Monday Lock In
Welcome to Monday Lock In. This is your weekly reset — a moment to recommit, refocus, and leave last week where it belongs. Past missteps don’t matter here, and past achievements don’t carry us forward forever. You don’t need perfect timing to start showing up. This week isn’t about fixing everything — it’s about starting and seeing how your life can change when you follow through.
Monday Lock-In: The Smallest Energy
Most people don’t fail because they lack discipline. They fail because they’re waiting to feel ready, and ready never comes.
The task feels too big. The goal feels too far. So they do nothing, and nothing compounds into more nothing, and eventually the whole thing gets quietly abandoned.
Here’s what nobody tells you: you don’t need motivation. You need one action.
The First Domino
Do one thing, and the next thing becomes dramatically easier. Not because you suddenly found willpower. Because action creates momentum, and momentum is a force multiplier.
You don’t need to run five miles. You need to put on your shoes.
You don’t need to overhaul your diet. You need to drink a glass of water before your first meal.
You don’t need to build a perfect morning routine. You need to make your bed.
The smallest possible action is your entry point into everything else.
The Only Difference
The person who is further along than you, more successful, more consistent, more fit… they’re not smarter. They don’t have extra hours. They don’t have a secret system.
They took action and you haven’t yet. That’s the whole gap.
It’s uncomfortable to hear, but it’s also the most empowering thing you can internalize. The gap is closeable. Today. Right now.
Smallest Energy Moves That Actually Work
For fitness:
- Lay your gym clothes out the night before. That’s it. Just lay them out.
- Text a friend you’re going. Now you’re accountable before you’ve done a single rep.
- Commit to just ten minutes. Ten minutes on a treadmill counts. And you almost never stop at ten.
For diet:
- Before your first meal, drink a full glass of water. One habit. Minimal effort. Massive downstream effect.
- Prep one thing Sunday — hard boil some eggs, cut some fruit, portion out snacks. One container in the fridge changes how you eat all week.
- Order your groceries the night before. Decision made while you’re comfortable. No friction in the morning.
For any goal:
- Write down the one task you’ve been avoiding. Just write it. Don’t do it yet — just name it.
- Set a two-minute timer and start. You can stop when it goes off. You won’t.
- Tell someone your goal out loud. You’ve now created social stakes. Free accountability.
- Schedule it like a meeting. It goes on the calendar, it gets done. It lives in your head, it gets lost.
The Real Secret
Studies on task completion consistently show the same thing: starting a task dramatically increases the likelihood of finishing it. People who complete one item on a to-do list are significantly more likely to complete two more. The inertia isn’t in the doing — it’s in the starting.
You are not lazy. You are stuck at the starting line because the task looks too big from where you’re standing. The fix isn’t motivation. It’s proximity. Get close to the thing. Touch it. Do the smallest possible version of it.

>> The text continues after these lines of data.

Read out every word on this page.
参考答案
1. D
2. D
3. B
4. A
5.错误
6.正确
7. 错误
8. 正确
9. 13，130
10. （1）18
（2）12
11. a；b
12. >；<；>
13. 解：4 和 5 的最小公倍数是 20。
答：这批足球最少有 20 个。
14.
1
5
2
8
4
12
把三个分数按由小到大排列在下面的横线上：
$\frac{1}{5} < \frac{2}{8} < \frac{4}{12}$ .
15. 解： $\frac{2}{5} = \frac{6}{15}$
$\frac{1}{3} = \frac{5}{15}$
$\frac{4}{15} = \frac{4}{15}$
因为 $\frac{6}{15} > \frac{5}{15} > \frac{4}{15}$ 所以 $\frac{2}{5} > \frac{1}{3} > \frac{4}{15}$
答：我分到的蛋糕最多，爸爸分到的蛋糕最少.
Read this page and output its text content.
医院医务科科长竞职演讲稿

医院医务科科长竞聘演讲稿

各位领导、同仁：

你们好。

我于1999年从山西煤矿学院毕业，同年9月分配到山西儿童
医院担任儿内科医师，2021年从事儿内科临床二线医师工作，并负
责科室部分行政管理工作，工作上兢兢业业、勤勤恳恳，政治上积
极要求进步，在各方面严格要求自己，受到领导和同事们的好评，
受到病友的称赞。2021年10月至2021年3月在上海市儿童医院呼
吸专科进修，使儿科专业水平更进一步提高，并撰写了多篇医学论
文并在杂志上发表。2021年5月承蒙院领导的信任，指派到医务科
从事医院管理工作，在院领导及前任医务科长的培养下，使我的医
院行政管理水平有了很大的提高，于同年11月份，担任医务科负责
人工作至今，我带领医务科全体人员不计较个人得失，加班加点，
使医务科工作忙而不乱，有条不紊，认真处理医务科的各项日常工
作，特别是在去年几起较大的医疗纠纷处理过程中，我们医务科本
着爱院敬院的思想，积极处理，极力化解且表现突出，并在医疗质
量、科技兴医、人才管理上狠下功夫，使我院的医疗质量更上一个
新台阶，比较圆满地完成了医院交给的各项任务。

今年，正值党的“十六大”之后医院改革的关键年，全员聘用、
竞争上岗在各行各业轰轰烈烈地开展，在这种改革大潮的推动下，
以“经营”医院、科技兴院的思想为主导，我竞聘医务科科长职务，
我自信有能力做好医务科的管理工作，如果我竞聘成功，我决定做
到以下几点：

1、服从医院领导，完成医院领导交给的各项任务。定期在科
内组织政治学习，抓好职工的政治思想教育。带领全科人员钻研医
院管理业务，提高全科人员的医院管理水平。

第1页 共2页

Then watch what happens next.
Lock it in.🔒
Story:
He hadn’t stepped foot in a gym in years.
Not because he stopped caring. He cared constantly — in the way that eats at you quietly. He’d think about it driving to work. He’d notice it getting dressed. The gap between where he was and where he wanted to be wasn’t a mystery. He just couldn’t figure out how to start.
Every time he thought about it, the goal felt enormous. Lose the weight. Get healthy. Change everything. That’s not a plan. That’s a wall.
So he did nothing.
Then one day, no particular reason, he didn’t decide to transform his body. He decided to go for a walk.
That’s it. A walk around the block.
Then another walk. Then longer walks. Then a trainer. Then a real program. One thing led to the next because that’s how momentum works. It doesn’t announce itself. It builds quietly, then all at once.
Two years later, Jonah Hill showed up looking like a different person. Magazines ran the photos. The internet lost its mind. Everyone wanted to know the secret.
There wasn’t one. There was just a walk.
The smallest possible action is still an action. And action is the only thing that actually moves anything.
You don’t need to figure out the whole thing. You need to start the smallest version of it.